A few months back, I gave a talk about developing your personal branding to group of executives. A gentleman approached me after the talk and shared a few of his experiences conducting business internationally. After some great back and forth, he finally said, “You know what Michael, most of the executives I do business with… they all have dad issues.”
“Dad issues?” I thought to myself.
He continued to say, “To me, there’s a cycle in life, a nearly invisible one that few people talk about. Executives who are motivated to achieve great things are trying to find success by being the opposite of the person his/her dad was when the executive was growing up.”
His comment immediately made me think of the work I’ve done with clients around identifying patterns of recurring challenges the client endured in his/her teenage years, twenties, and early thirties. Forget about money, fame, recognition, fitting in, looking a certain way, going to a specific school, working at a certain company, etc., what matters more is your ability to reflect on your teenage years, twenties, and early thirties and then finding patterns of what challenged (made you upset, sad, angry, mad) you.

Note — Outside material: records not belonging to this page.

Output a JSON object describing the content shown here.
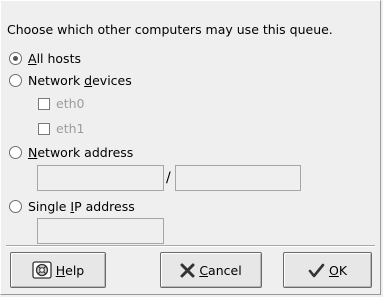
{
  "prompt": "Choose which other computers may use this queue.",
  "options": {
    "all_hosts": {
      "pre": "",
      "mn": "A",
      "post": "ll hosts",
      "checked": true
    },
    "network_devices": {
      "pre": "Network ",
      "mn": "d",
      "post": "evices",
      "checked": false
    },
    "network_address": {
      "pre": "",
      "mn": "N",
      "post": "etwork address",
      "checked": false
    },
    "single_ip": {
      "pre": "Single ",
      "mn": "I",
      "post": "P address",
      "checked": false
    }
  },
  "devices": [
    {
      "label": "eth0",
      "checked": false
    },
    {
      "label": "eth1",
      "checked": false
    }
  ],
  "network_address": {
    "address_value": "",
    "separator": "/",
    "netmask_value": ""
  },
  "single_ip_value": "",
  "buttons": {
    "help": {
      "pre": "",
      "mn": "H",
      "post": "elp",
      "icon": "help-icon"
    },
    "cancel": {
      "pre": "",
      "mn": "C",
      "post": "ancel",
      "icon": "cancel-x-icon"
    },
    "ok": {
      "pre": "",
      "mn": "O",
      "post": "K",
      "icon": "ok-check-icon"
    }
  }
}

Once you can pinpoint the things that challenged you, you can choose to become the person who helps others (typically younger than you) overcome those very same challenges for themselves.

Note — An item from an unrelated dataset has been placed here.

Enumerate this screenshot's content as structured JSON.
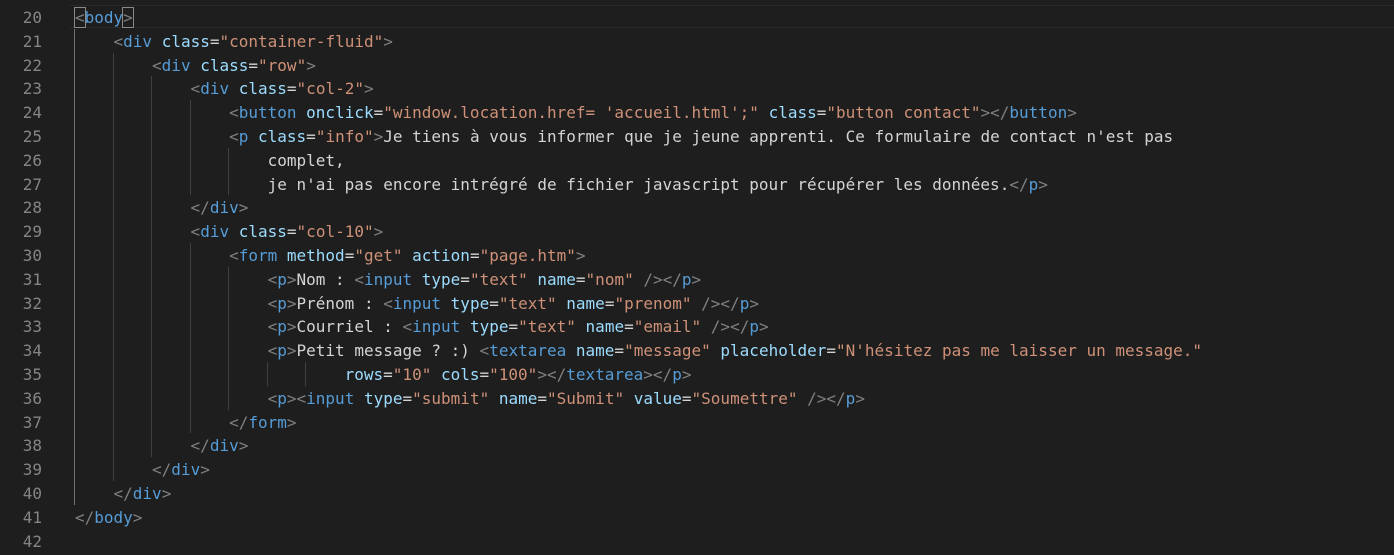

If you do this, you’ll be highly happy with, motivated by, and engaged in your life.
Fast forward to this past Saturday when I was giving a talk about personal branding to Executive MBA students at the Thunderbird School of Global Management. I walked the group through a series of questions designed to reveal meaningful information from their past, who they are in the present, and their hopes for the future. I helped them search for patterns of challenges, values, interests, motivators, and behavioral styles. I gave them examples of personal intention, ambition, and value proposition statements designed to help my clients feel a deeper connection to their life’s mission (intention), their short-term 3-year goals (ambition), and what makes them unique in the marketplace (value proposition).

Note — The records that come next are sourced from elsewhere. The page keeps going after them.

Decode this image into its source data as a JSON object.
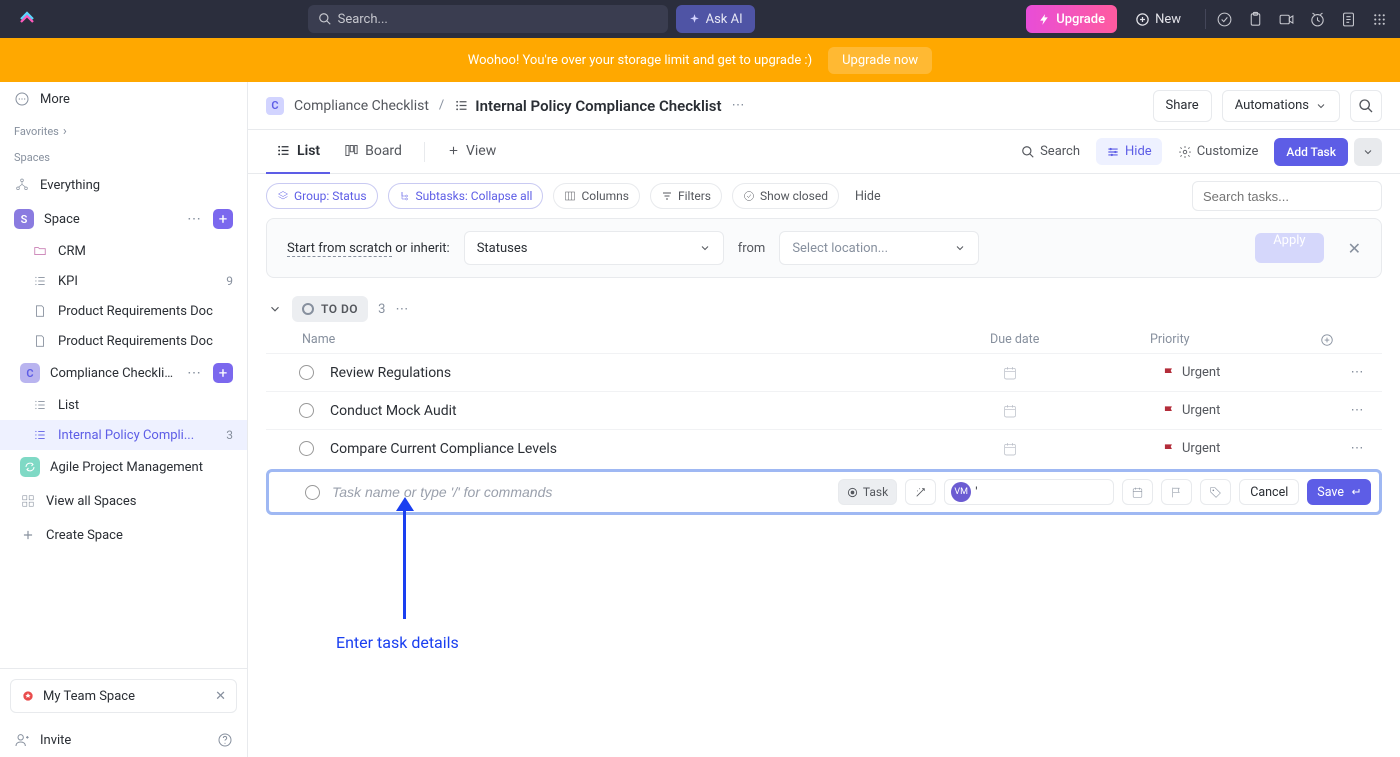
{
  "topbar": {
    "search_placeholder": "Search...",
    "ask_ai": "Ask AI",
    "upgrade": "Upgrade",
    "new": "New"
  },
  "banner": {
    "text": "Woohoo! You're over your storage limit and get to upgrade :)",
    "cta": "Upgrade now"
  },
  "sidebar": {
    "more": "More",
    "favorites": "Favorites",
    "spaces": "Spaces",
    "everything": "Everything",
    "space_label": "Space",
    "items": [
      {
        "label": "CRM"
      },
      {
        "label": "KPI",
        "count": "9"
      },
      {
        "label": "Product Requirements Doc"
      },
      {
        "label": "Product Requirements Doc"
      }
    ],
    "compliance": "Compliance Checklist",
    "list": "List",
    "internal_policy": "Internal Policy Compli...",
    "internal_policy_count": "3",
    "agile": "Agile Project Management",
    "view_all": "View all Spaces",
    "create_space": "Create Space",
    "team_space": "My Team Space",
    "invite": "Invite"
  },
  "header": {
    "crumb_space": "Compliance Checklist",
    "crumb_title": "Internal Policy Compliance Checklist",
    "share": "Share",
    "automations": "Automations"
  },
  "views": {
    "list": "List",
    "board": "Board",
    "add_view": "View",
    "right": {
      "search": "Search",
      "hide": "Hide",
      "customize": "Customize",
      "add_task": "Add Task"
    }
  },
  "chips": {
    "group": "Group: Status",
    "subtasks": "Subtasks: Collapse all",
    "columns": "Columns",
    "filters": "Filters",
    "show_closed": "Show closed",
    "hide": "Hide",
    "search_placeholder": "Search tasks..."
  },
  "inherit": {
    "start": "Start from scratch",
    "or_inherit": " or inherit:",
    "statuses": "Statuses",
    "from": "from",
    "select_location": "Select location...",
    "apply": "Apply"
  },
  "group": {
    "status": "TO DO",
    "count": "3"
  },
  "columns": [
    "Name",
    "Due date",
    "Priority"
  ],
  "tasks": [
    {
      "name": "Review Regulations",
      "priority": "Urgent"
    },
    {
      "name": "Conduct Mock Audit",
      "priority": "Urgent"
    },
    {
      "name": "Compare Current Compliance Levels",
      "priority": "Urgent"
    }
  ],
  "new_task": {
    "placeholder": "Task name or type '/' for commands",
    "task_chip": "Task",
    "assignee_text": "'",
    "cancel": "Cancel",
    "save": "Save"
  },
  "annotation": "Enter task details"
}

Towards the end of the talk, I mentioned the “dad issues” conversation and put a graphic on the screen -
Be the person you needed when you were younger
Because many of the executives in the room were getting a degree to foster significant change, growth, and clarity in their lives, I think this one simple quote impacted them deeply. The lack of verbal responses coupled with significant nonverbal responses makes me believe so.
As you plan for 2016, think deeply about the value of building meaningful relationships. Think about the results yielded when you learn by doing. Think about the problem you want to solve and love more than your original solution. Schedule time to generate thick value for people around you and give them an equal chance to be unequal. Fear mediocrity more than failure. Change is inevitable, growth is optional. Choose growth.
Reflect on your “dad issues”, become the person you needed when you were younger, and make 2016 your best year yet.